Led by Dr. J.G. Hanly, a Rheumatologist at the Queen Elizabeth II Health Sciences Centre and Professor of Medicine at Dalhousie University in Halifax, Nova Scotia, and supported in part by grants from the Canadian Institutes of Health Research and the Lupus Foundation of America, the study focused on 412 SLE patients recruited from 18 treatment centers. Over 87 percent of the subjects were women, ranging in age from 34 to 58 and representing diverse ethnic backgrounds -- Hispanic, Asian, black, and white. At the time of enrollment, the mean disease duration was only 5 months.

Patients were evaluated to identify features of 19 NP syndromes, based on the American College of Rheumatology case definitions, within a 21-month window around the time of SLE diagnosis. Grouped into central and peripheral nervous system syndromes for analysis, the NP events included headaches, mood disorders, anxiety disorder, cerebrovascular disease, cognitive dysfunction, seizure disorder, acute confusional state, aseptic meningitis, movement disorder, Guillian-Barr syndrome, and psychosis. To determine the presence of telltale lupus autoantibodies, blood and plasma samples from each subject were analyzed in the research laboratory of Dr. Joan Merrill, a Rheumatologist and Chief of the Department of Clinical Pharmacology at the Oklahoma Medical Research Foundation and a co-investigator in the study.
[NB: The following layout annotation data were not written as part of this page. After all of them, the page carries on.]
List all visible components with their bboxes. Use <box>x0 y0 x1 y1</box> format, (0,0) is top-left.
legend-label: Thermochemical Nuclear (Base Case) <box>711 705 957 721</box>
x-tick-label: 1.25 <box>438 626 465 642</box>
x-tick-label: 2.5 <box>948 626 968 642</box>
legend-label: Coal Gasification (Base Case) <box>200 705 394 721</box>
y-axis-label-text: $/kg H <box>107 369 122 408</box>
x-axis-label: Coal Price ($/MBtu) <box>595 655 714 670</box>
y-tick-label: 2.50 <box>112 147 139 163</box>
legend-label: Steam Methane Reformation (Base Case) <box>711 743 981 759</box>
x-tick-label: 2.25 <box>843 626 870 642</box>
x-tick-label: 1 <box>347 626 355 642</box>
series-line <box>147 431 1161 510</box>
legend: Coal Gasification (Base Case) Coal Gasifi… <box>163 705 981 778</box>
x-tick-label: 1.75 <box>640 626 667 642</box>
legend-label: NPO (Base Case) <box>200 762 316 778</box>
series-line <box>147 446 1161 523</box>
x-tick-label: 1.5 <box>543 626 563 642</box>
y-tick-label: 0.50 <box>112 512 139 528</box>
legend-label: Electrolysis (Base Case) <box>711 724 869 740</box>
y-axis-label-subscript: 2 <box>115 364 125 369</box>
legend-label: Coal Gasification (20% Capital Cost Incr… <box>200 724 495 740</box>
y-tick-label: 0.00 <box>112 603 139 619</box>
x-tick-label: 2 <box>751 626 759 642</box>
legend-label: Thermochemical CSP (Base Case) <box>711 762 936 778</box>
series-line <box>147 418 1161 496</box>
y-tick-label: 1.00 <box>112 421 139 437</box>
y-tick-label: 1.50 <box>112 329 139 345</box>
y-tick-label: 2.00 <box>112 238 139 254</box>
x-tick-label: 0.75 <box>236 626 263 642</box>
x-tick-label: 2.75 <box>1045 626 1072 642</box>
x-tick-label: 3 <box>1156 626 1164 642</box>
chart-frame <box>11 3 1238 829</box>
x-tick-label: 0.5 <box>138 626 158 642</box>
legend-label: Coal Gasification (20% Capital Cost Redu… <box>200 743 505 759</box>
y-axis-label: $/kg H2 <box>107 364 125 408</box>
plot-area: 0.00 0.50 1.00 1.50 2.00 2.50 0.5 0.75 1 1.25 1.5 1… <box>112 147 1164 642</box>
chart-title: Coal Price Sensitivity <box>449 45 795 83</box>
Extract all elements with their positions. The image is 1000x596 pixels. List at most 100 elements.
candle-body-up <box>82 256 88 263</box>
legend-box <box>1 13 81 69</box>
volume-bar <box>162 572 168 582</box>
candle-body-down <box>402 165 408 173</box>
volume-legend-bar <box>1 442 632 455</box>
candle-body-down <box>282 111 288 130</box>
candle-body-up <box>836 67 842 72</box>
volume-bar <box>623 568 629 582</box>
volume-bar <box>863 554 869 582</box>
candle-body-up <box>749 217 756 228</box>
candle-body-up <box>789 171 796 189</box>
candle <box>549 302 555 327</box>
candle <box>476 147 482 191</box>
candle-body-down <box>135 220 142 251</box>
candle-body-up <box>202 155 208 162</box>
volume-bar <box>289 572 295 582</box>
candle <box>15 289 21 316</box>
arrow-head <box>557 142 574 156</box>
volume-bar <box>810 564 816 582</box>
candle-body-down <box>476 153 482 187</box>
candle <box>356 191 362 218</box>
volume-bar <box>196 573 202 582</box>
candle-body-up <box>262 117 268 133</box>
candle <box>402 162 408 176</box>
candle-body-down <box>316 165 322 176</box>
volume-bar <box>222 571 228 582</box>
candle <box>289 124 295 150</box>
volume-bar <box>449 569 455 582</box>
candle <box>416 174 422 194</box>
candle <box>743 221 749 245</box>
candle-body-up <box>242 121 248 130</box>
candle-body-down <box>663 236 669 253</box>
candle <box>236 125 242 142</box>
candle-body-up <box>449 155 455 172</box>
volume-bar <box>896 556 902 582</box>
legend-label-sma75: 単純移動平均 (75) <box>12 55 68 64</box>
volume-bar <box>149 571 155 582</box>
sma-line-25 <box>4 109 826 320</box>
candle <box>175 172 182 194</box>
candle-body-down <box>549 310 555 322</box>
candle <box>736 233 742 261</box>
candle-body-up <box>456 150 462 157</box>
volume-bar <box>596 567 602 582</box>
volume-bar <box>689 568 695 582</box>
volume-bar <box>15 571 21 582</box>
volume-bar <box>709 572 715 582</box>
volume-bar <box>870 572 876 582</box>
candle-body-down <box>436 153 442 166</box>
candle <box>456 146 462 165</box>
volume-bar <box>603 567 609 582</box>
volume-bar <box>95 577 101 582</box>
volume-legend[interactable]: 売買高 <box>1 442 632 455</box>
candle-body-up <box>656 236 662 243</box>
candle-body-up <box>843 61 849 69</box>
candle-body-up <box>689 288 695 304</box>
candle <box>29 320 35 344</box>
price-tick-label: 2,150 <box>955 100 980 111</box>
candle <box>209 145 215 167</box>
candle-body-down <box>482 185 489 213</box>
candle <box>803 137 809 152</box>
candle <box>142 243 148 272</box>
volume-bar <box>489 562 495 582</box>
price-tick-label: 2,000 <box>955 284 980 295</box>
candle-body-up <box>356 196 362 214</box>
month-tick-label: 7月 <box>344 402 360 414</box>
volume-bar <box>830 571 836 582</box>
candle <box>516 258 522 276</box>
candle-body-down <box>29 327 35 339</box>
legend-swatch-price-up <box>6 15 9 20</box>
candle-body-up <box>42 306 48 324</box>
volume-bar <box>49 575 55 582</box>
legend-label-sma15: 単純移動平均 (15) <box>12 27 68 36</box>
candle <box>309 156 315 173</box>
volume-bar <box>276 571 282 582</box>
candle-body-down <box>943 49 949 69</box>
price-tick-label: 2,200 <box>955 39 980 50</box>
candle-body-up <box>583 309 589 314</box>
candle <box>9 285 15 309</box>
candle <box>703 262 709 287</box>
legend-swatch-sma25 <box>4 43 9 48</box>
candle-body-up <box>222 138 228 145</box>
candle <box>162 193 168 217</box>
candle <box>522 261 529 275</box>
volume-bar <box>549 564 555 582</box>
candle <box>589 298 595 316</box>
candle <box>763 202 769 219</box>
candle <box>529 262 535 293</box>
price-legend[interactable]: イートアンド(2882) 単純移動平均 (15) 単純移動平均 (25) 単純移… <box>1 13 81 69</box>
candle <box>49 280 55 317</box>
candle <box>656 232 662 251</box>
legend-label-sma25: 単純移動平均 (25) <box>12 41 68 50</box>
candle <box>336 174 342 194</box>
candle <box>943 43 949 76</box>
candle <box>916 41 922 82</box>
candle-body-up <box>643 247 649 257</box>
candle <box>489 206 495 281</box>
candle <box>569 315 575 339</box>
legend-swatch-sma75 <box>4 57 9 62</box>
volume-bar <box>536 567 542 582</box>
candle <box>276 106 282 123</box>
Within the study window, 133 of the 412 patients (32.3 percent) had at least one NP event and 47 (11.4 percent) had two or more events. In total, the events encompassed 14 of the 19 recognized NP syndromes. The proportion of NP events directly attributed to SLE varied from 15 percent (32 of 214) to 36 percent (77 of 214), depending on the attribution model used. Testing for autoantibodies uncovered an association between anti-ribosomal P antibodies and psychosis.

Seven patients had psychosis that was attributed to SLE and nearly half of these patients had anti-P antibodies. In addition, the presence of another lupus antibody called lupus anticoagulant was linked to cerebrovascular disease, particularly nonischemic stroke. There was no statistically significantly link with NP events and other lupus autoantibodies, including anticardiolipin, anti-A2-glycoprotein I and anti-NR2 glutamate receptor antibodies.